Now, you may be here this morning and you may know Christ, and that’s great hope, but there’s some, I’m confident, that are here this morning that don’t know Christ. Maybe you’re in suffering, maybe you’re not. I can promise you that suffering will come to you even if you don’t know Christ today, and the question is where will you turn? What will you do?
You know, you have to realize that the world is broken because of sin. That’s the reason the world doesn’t work rightly. That’s the reason suffering happens, so the only way you’re going to beat the world is if you have someone whose dealt with the problem of sin, and the only person whose dealt with the problem of sin is our Lord Jesus Christ, which He is the source and the only hope for our peace.
You know, as we sort of bring this to a close today, those three things all hang together. Yeah, you’ve got to know trials are coming because they’re inevitable, but they won’t last forever, they’re temporary, and there is joy on the other side we can hope in, and then even in the midst of those, we can find peace.
But you know what I think is appropriate for us to end on here is Jesus’ final exhortation to His disciples. You saw it there is verse 3; I love this and it’s what we need to be sent out with as we leave Christ Covenant today. Jesus uses this phrase “Take heart.” I know you’re beat down, I know you’re weak, I know you’re suffering, I know you’re hurting, but take heart.

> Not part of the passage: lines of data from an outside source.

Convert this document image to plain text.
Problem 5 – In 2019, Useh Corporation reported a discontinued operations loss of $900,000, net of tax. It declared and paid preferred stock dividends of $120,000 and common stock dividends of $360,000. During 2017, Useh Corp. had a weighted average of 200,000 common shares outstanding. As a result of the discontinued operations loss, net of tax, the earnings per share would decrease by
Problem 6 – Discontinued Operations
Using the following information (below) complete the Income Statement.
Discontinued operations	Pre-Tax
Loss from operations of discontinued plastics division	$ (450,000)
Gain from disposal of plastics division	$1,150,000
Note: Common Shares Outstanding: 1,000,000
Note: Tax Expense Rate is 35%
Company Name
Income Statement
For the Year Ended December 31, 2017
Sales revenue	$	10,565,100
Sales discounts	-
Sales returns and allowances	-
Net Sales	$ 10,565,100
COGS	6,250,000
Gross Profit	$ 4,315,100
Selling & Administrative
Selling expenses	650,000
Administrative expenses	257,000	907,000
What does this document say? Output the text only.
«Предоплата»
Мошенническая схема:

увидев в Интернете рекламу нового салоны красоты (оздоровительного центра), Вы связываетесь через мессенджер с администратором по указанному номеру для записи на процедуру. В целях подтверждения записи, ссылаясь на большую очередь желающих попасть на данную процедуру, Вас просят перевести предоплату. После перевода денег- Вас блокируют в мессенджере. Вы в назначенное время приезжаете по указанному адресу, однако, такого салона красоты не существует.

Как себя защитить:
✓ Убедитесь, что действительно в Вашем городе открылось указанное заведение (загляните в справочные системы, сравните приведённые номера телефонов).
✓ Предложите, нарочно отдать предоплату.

The old King James actually captures the Greek here pretty well. The phrase “take heart” literally is rendered “be of good cheer.” What an amazing statement. In the middle of all your suffering, be of good cheer. Now, if your friend told you that, you would probably dismiss it, you’re like, well, you know, my friend’s always trying to cheer me up and they say be of good cheer, but what, you know, they don’t really have any power to fix my problem, thank you for the sentiment.
But, ah, but what if the Lord of the universe, who’s in charge of everything, who’s conquered the world looks at you and says, “Be of good cheer.” Well, now you have a reason, the greatest reason in the world, to be of good cheer.
So here as we go this morning from Christ Covenant, no matter what circumstances you’re in, no matter what trials you’re doing, in Christ is the victory and we leave with this exhortation, “Take heart, be of good cheer, for He and He alone, He has overcome the world.” Amen and amen.
Let’s pray together. Lord, we confess that we hear this message and don’t always know how to let it in. Lord, we confess that we don’t even want to think about suffering, sometimes even when we’re in suffering we don’t want to think about suffering. But Lord, there’s hope here. Give us not just encouragement and peace today but preparation, Lord, that we might be prepared to handle whatever comes our way, we might be able to trust and lean on Christ, the great author and perfecter of our faith, who for the joy set before Him endured amazing suffering so He could sit down in triumph at the right hand of God the Father. Give us that peace today, we pray. In Christ’s precious name. Amen.